Nice, I'm surprised this approach isn't used more often in teaching

Interesting. This provides excellent insight into Taylor series ideas before the introduction of more formal definitions. Well done Professor!

If I recall correctly, the proof of the error bound on the remainder for Taylor series actually uses something like this. If f is a function whose nth Taylor polynomial is P_n(x), then the first n derivatives of P_n match those of f at x=0, and the (n+1)st derivative of P_n is 0. So if we let R_n(x)=f(x)-P_n(x) be the error, we find that the (n+1)st derivative of R_n equals that of f. Then we take M to be the max of |f^(n+1)| on the interval [0,a], and then that's also the max of the (n+1)st derivative of R_n. Integrating n+1 times from 0 to x gives |R_n(x)|≤Mx^(n+1)/(n+1)! for 0≤x≤a.

17:34

brilliant. also it works to demonstrate sin x < x and lim x->0 (1- cos x)/x =0

I first saw this in Dorrie's "100 Great Problems of Elementary Mathematics", which is highly recommended.

“And that’s a good place to st-“ Dang, he really was eager to stop.

[9:34] Suggestion when doing the induction: assume BOTH equalities are true for n = k, and prove BOTH equalities are true for n = k +1. This avoids the somewhat awkward idea of a "ladder".

7:55 k should be from 0 to m.

with combined similar approaches of sin, cos (parity approach) and exp (monotone inc appr.), we can obtain power series for cosh and sinh easily

I may have missed it, but I would've liked an explanation of why you started with cos(t)

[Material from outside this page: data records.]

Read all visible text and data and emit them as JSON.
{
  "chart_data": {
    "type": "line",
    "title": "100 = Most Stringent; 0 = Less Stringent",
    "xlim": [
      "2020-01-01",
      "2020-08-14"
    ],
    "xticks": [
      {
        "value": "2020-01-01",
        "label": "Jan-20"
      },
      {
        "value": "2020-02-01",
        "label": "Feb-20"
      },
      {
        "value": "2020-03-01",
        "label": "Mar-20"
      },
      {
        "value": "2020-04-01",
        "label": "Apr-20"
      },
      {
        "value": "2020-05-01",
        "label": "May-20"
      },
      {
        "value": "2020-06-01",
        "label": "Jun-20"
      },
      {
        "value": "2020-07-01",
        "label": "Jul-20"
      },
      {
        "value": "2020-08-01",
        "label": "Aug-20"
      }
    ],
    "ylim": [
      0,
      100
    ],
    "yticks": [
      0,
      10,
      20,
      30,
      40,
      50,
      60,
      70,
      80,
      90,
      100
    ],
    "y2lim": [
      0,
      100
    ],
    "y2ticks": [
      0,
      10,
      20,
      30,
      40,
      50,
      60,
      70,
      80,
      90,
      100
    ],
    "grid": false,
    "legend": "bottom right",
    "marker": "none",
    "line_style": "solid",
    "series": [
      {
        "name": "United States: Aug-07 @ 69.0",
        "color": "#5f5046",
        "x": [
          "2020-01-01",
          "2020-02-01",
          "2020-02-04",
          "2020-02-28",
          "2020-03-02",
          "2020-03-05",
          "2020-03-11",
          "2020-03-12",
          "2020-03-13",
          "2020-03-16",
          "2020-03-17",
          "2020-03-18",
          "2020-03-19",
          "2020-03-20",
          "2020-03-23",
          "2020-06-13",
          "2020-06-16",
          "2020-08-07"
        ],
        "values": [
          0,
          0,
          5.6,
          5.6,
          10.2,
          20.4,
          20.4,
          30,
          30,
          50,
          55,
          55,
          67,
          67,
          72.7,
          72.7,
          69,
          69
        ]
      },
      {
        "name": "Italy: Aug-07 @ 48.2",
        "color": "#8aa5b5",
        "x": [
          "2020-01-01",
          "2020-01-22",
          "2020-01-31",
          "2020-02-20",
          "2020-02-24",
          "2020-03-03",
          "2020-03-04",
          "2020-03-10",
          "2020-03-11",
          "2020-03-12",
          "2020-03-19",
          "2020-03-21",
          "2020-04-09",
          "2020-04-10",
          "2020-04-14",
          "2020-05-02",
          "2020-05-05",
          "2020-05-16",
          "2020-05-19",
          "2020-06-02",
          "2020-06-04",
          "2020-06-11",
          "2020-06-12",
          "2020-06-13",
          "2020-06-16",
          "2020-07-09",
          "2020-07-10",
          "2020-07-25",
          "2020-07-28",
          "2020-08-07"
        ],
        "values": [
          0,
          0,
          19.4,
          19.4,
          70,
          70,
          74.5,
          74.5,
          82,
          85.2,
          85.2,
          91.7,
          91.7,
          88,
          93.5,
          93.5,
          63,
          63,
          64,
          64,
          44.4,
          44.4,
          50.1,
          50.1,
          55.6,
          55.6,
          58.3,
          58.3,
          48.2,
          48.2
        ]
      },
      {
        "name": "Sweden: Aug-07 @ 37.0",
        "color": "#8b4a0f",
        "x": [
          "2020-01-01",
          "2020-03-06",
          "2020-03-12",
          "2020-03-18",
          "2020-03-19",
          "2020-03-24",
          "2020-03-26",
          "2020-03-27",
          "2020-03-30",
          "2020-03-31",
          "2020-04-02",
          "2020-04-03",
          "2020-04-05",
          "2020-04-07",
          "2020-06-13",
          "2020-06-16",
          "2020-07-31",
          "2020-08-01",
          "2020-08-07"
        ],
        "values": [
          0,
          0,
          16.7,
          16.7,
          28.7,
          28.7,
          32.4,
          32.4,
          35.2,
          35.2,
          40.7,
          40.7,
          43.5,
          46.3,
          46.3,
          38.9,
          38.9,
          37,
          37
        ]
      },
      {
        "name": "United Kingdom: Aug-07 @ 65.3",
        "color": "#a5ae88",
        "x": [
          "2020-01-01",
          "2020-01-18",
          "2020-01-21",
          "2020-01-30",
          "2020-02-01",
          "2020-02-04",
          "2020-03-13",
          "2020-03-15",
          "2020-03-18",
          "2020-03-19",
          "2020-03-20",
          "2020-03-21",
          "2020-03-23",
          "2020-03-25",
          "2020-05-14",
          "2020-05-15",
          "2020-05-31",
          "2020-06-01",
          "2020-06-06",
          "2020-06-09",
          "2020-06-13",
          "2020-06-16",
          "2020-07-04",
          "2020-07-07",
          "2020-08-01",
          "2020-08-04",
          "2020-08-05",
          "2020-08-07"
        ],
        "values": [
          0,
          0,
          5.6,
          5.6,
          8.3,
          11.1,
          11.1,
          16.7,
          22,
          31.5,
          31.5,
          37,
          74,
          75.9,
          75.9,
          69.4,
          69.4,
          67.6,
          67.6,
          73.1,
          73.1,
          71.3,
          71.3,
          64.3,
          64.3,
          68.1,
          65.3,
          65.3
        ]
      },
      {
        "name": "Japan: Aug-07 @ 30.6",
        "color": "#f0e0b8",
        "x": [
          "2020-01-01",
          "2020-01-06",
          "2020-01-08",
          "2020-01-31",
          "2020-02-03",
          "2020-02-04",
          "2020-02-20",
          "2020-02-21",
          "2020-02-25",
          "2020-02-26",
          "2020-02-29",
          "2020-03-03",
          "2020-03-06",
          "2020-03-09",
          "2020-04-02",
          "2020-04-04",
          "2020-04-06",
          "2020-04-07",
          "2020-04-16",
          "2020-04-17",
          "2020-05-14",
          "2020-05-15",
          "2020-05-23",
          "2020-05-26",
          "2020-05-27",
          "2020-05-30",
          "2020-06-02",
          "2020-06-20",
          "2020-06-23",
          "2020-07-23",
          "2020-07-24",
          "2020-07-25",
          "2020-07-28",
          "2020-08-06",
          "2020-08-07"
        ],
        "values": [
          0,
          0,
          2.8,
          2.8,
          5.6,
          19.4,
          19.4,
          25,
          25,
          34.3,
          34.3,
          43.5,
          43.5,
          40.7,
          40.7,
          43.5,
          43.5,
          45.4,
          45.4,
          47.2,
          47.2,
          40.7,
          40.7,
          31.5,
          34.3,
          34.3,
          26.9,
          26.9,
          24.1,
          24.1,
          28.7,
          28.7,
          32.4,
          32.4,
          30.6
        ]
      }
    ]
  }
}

At 7:45 there is a mistake: m, not infinity, should be the upper bound of summation.

That's beautiful.

very clear!

I wonder if a visual aid might help? Displaying those inequalities as graphs - well it is easy-peasy now - might suggest a convincing argument (eg proof?) is required for all naysayers? Or even differentiating power series to show - well what it shows and how it links in nicely with integration rules?

Can somebody xplain right off the bat and why it’s always true that that inequalities hold if we integrate both sides of an inequality ? I’d like to look up the theorem or concept!!

Agreed. However, this insight would have helped my initial understanding of Taylor series on a gut level. Wrt DrROBERT's comment.

Hi, I like this sort of proof "at lower cost". 7:57 : up to m and not to infinity 17:35 : missing "op".

Don't you also need something like x < 1? cos x and sin x are bounded, but any finite polynomial will eventually be arbitrarily large for large enough x.

Why do his arrows look like phallic symbols?!

The "fact" in your video is a form of the Cauchy-Schwarz inequality. 😊

Just wondering how on earth you would call this the simplest approach! Lol

Me encanta como lo explicas y lo que haces. Cásate conmigo ❤❤

I would not consider this a simple approach, let alone the "Simplest".